Objective
To develop a clinical risk scoring system for identifying adolescents with dysglycemia (prediabetes or diabetes) who need further confirmatory testing and to determine whether the addition of non-fasting tests would improve the prediction of dysglycemia.
Study Design
A sample of 176 overweight and obese adolescents (10 – 17 years) had a history/physical exam, a 2-h oral glucose tolerance test, and non-fasting tests [hemoglobin A1c, 1-h glucose challenge test (GCT), and random glucose test] performed. Given the low number of children with diabetes, we created several risk scoring systems combining the clinical characteristics with non-fasting tests for identifying adolescents with dysglycemia and compared the test performance.
Results
Sixty percent of participants were white and 32% were black; 39.2% had prediabetes and 1.1% had diabetes. A basic model including demographics, body mass index percentile, family history of diabetes, and acanthosis nigricans had reasonable test performance [area under the curve (AUC), 0.75; 95% confidence interval (95% CI), 0.68 – 0.82]. The addition of random glucose (AUC, 0.81; 95% CI, 0.75 – 0.87) or 1-h GCT (AUC, 0.82; 95% CI, 0.75 – 0.88) to the basic model significantly improved the predictive capacity, but the addition of hemoglobin A1c did not (AUC, 0.76; 95% CI, 0.68 – 0.83).
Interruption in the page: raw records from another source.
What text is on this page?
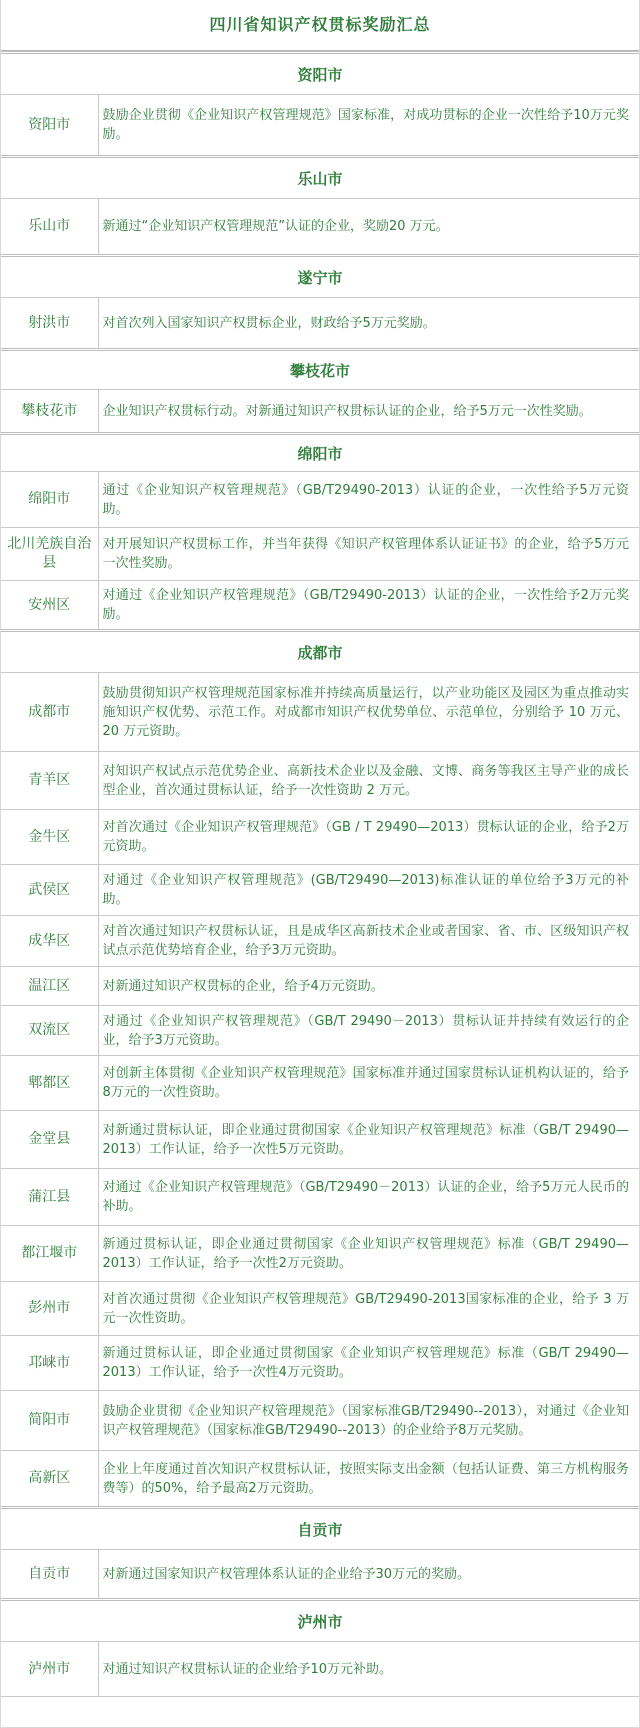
四川省知识产权贯标奖励汇总
资阳市	
资阳市	鼓励企业贯彻《企业知识产权管理规范》国家标准，对成功贯标的企业一次性给予10万元奖励。
乐山市	
乐山市	新通过“企业知识产权管理规范”认证的企业，奖励20 万元。
遂宁市	
射洪市	对首次列入国家知识产权贯标企业，财政给予5万元奖励。
攀枝花市	
攀枝花市	企业知识产权贯标行动。对新通过知识产权贯标认证的企业，给予5万元一次性奖励。
绵阳市	
绵阳市	通过《企业知识产权管理规范》（GB/T29490-2013）认证的企业，一次性给予5万元资助。
北川羌族自治县	对开展知识产权贯标工作，并当年获得《知识产权管理体系认证证书》的企业，给予5万元一次性奖励。
安州区	对通过《企业知识产权管理规范》（GB/T29490-2013）认证的企业，一次性给予2万元奖励。
成都市	
成都市	鼓励贯彻知识产权管理规范国家标准并持续高质量运行，以产业功能区及园区为重点推动实施知识产权优势、示范工作。对成都市知识产权优势单位、示范单位，分别给予 10 万元、20 万元资助。
青羊区	对知识产权试点示范优势企业、高新技术企业以及金融、文博、商务等我区主导产业的成长型企业，首次通过贯标认证，给予一次性资助 2 万元。
金牛区	对首次通过《企业知识产权管理规范》（GB / T 29490—2013）贯标认证的企业，给予2万元资助。
武侯区	对通过《企业知识产权管理规范》(GB/T29490—2013)标准认证的单位给予3万元的补助。
成华区	对首次通过知识产权贯标认证，且是成华区高新技术企业或者国家、省、市、区级知识产权试点示范优势培育企业，给予3万元资助。
温江区	对新通过知识产权贯标的企业，给予4万元资助。
双流区	对通过《企业知识产权管理规范》（GB/T 29490－2013）贯标认证并持续有效运行的企业，给予3万元资助。
郫都区	对创新主体贯彻《企业知识产权管理规范》国家标准并通过国家贯标认证机构认证的，给予8万元的一次性资助。
金堂县	对新通过贯标认证，即企业通过贯彻国家《企业知识产权管理规范》标准（GB/T 29490—2013）工作认证，给予一次性5万元资助。
蒲江县	对通过《企业知识产权管理规范》（GB/T29490－2013）认证的企业，给予5万元人民币的补助。
都江堰市	新通过贯标认证，即企业通过贯彻国家《企业知识产权管理规范》标准（GB/T 29490—2013）工作认证，给予一次性2万元资助。
彭州市	对首次通过贯彻《企业知识产权管理规范》GB/T29490-2013国家标准的企业，给予 3 万元一次性资助。
邛崃市	新通过贯标认证，即企业通过贯彻国家《企业知识产权管理规范》标准（GB/T 29490—2013）工作认证，给予一次性4万元资助。
简阳市	鼓励企业贯彻《企业知识产权管理规范》（国家标准GB/T29490--2013），对通过《企业知识产权管理规范》（国家标准GB/T29490--2013）的企业给予8万元奖励。
高新区	企业上年度通过首次知识产权贯标认证，按照实际支出金额（包括认证费、第三方机构服务费等）的50%，给予最高2万元资助。
自贡市	
自贡市	对新通过国家知识产权管理体系认证的企业给予30万元的奖励。
泸州市	
泸州市	对通过知识产权贯标认证的企业给予10万元补助。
The clinical score thresholds to consider for the basic plus random glucose model are total score cutoffs of 60 or 65 (sensitivity 86% and 65% and specificity 60% and 78%, respectively) and for the basic plus 1-h GCT model are total score cutoffs of 50 or 55 (sensitivity 87% and 73% and specificity 59% and 76%, respectively).
Conclusions
Pending a validation in additional populations, a risk score combining the clinical characteristics with non-fasting test results may be a useful tool for identifying children with dysglycemia in the primary care setting.